Ernest Blood

Personal information
- Born: October 4, 1872 Manchester, New Hampshire, U.S.
- Died: February 5, 1955 (aged 82) New Smyrna Beach, Florida, U.S.
- Coaching career: 1915–1950

Career history

Coaching
- 1915–1924: Passaic HS
- 1925–1950: St. Benedict's Preparatory School
- 1925–1926: Army
- Potsdam Normal School
- Clarkson

Career highlights
- Seven New Jersey state high school championships; Five New Jersey prep school championships; 159-game high school winning streak (1919–1925);
- Basketball Hall of Fame
- Basketball Hall of Fame

= Ernest Blood =

American basketball coach

Ernest Artel Blood (October 4, 1872, Manchester, New Hampshire – February 5, 1955) was a high school and college men's basketball coach. He was best known for his "Wonder Teams" at New Jersey's Passaic High School, which lost only one game in the span of a decade and set an American high school record for most consecutive victories.

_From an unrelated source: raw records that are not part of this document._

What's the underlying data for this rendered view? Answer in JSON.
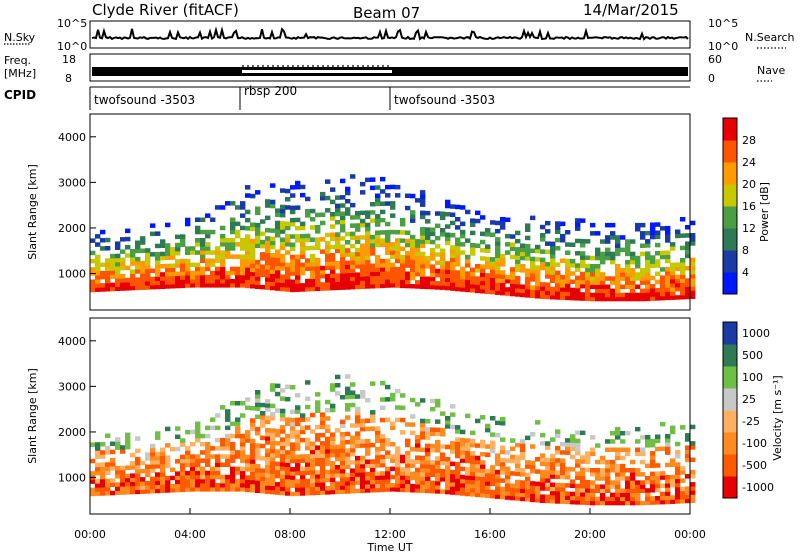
{
  "header": {
    "station": "Clyde River (fitACF)",
    "beam": "Beam 07",
    "date": "14/Mar/2015"
  },
  "nsky_panel": {
    "left_label": "N.Sky",
    "left_tick_top": "10^5",
    "left_tick_bottom": "10^0",
    "right_label": "N.Search",
    "right_tick_top": "10^5",
    "right_tick_bottom": "10^0"
  },
  "freq_panel": {
    "left_label_line1": "Freq.",
    "left_label_line2": "[MHz]",
    "left_tick_top": "18",
    "left_tick_bottom": "8",
    "right_label": "Nave",
    "right_tick_top": "60",
    "right_tick_bottom": "0"
  },
  "cpid_panel": {
    "label": "CPID",
    "segments": [
      {
        "start_hour": 0,
        "end_hour": 6,
        "name": "twofsound -3503"
      },
      {
        "start_hour": 6,
        "end_hour": 12,
        "name": "rbsp 200"
      },
      {
        "start_hour": 12,
        "end_hour": 24,
        "name": "twofsound -3503"
      }
    ]
  },
  "chart_data": [
    {
      "type": "heatmap",
      "panel": "power",
      "ylabel": "Slant Range [km]",
      "ylim": [
        200,
        4500
      ],
      "yticks": [
        "1000",
        "2000",
        "3000",
        "4000"
      ],
      "xlim": [
        0,
        24
      ],
      "colorbar_label": "Power [dB]",
      "colorbar_ticks": [
        "4",
        "8",
        "12",
        "16",
        "20",
        "24",
        "28"
      ],
      "colorbar_range": [
        0,
        32
      ],
      "colors": [
        "#0018ff",
        "#1a3aa6",
        "#2e7a55",
        "#4a9e44",
        "#c8c800",
        "#ff9a00",
        "#ff5500",
        "#e60000"
      ],
      "scatter_band": {
        "hours": [
          0,
          2,
          4,
          6,
          7,
          8,
          10,
          12,
          14,
          16,
          18,
          20,
          22,
          24
        ],
        "lower_km": [
          600,
          650,
          700,
          700,
          650,
          600,
          650,
          700,
          650,
          550,
          450,
          400,
          400,
          450
        ],
        "upper_km": [
          1900,
          2000,
          2200,
          2800,
          3100,
          3000,
          3200,
          3000,
          2600,
          2300,
          2200,
          2100,
          2100,
          2200
        ]
      }
    },
    {
      "type": "heatmap",
      "panel": "velocity",
      "ylabel": "Slant Range [km]",
      "ylim": [
        200,
        4500
      ],
      "yticks": [
        "1000",
        "2000",
        "3000",
        "4000"
      ],
      "xlabel": "Time UT",
      "xticks": [
        "00:00",
        "04:00",
        "08:00",
        "12:00",
        "16:00",
        "20:00",
        "00:00"
      ],
      "xlim": [
        0,
        24
      ],
      "colorbar_label": "Velocity [m s⁻¹]",
      "colorbar_ticks": [
        "1000",
        "500",
        "100",
        "25",
        "-25",
        "-100",
        "-500",
        "-1000"
      ],
      "colors": [
        "#1a3aa6",
        "#2e7a55",
        "#6fbf44",
        "#c8c8c8",
        "#ffb060",
        "#ff8a20",
        "#ff5a00",
        "#e60000"
      ],
      "scatter_band": {
        "hours": [
          0,
          2,
          4,
          6,
          7,
          8,
          10,
          12,
          14,
          16,
          18,
          20,
          22,
          24
        ],
        "lower_km": [
          600,
          650,
          700,
          700,
          650,
          600,
          650,
          700,
          650,
          550,
          450,
          400,
          400,
          450
        ],
        "upper_km": [
          1900,
          2000,
          2200,
          2800,
          3100,
          3000,
          3200,
          3000,
          2600,
          2300,
          2200,
          2100,
          2100,
          2200
        ]
      }
    }
  ]
}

As a basketball innovator who focused on team play and a clean lifestyle in which players were prohibited from drinking or smoking, Blood emphasized the fast break, well-controlled passing and the full-court press over individual performance. Known as the "Professor", he was also a showman who would wrestle the team's bear cub mascot at halftime and could toss a 16-pound shot put into the air and catch it on the back of his neck.

Between 1915 and 1924 he coached Passaic High School to a remarkable 200–1 record, winning seven state basketball championships during his tenure, though the team's success on the court created conflict between Blood and the school's principal, Arnold D. Arnold, who thought that the team's overwhelming athletic accomplishments were distracting students from their academics. Passaic High's 1921-22 basketball team finished the season with a record of 33-0 and outscored its opponents by a margin of 2,293-612, scoring almost four times as many points as their foes did in each game. Passaic was unbeaten for more than five seasons, and won 159 consecutive games from 1919 to 1925, a feat which considered to be the longest winning streak in high school basketball history in the United States. The streak ended on February 6, 1925, after Blood had already left Passaic High, in a game the Hilltoppers lost 39-35 to the Hackensack High School Comets. The game, played at the Hackensack Armory, was said to have been designed to slow down the Passaic High fast break through the placement of sawdust on the playing surface.

Blood coached St. Benedict's Prep from 1925 to 1950 to a 421–128 record, winning five prep-school state championships during his quarter-century at the school. He briefly coached at United States Military Academy (West Point) and Potsdam Normal School (predecessor of SUNY Potsdam as well as at Clarkson Universityl.

He won a grand total of 1,200 games over the span of his 50 years in basketball, coaching YMCA, high school, prep school and college teams. In recognition of all of his accomplishments as a basketball coach, Blood was one of ten individuals inducted into the Basketball Hall of Fame in Springfield, Massachusetts with the class of 1960, the second year of the Hall's existence (in the same class with John Wooden, who was initially enshrined as a player and only later as a coach).

Blood died in New Smyrna Beach, Florida on February 5, 1955 from a cerebral hemorrhage.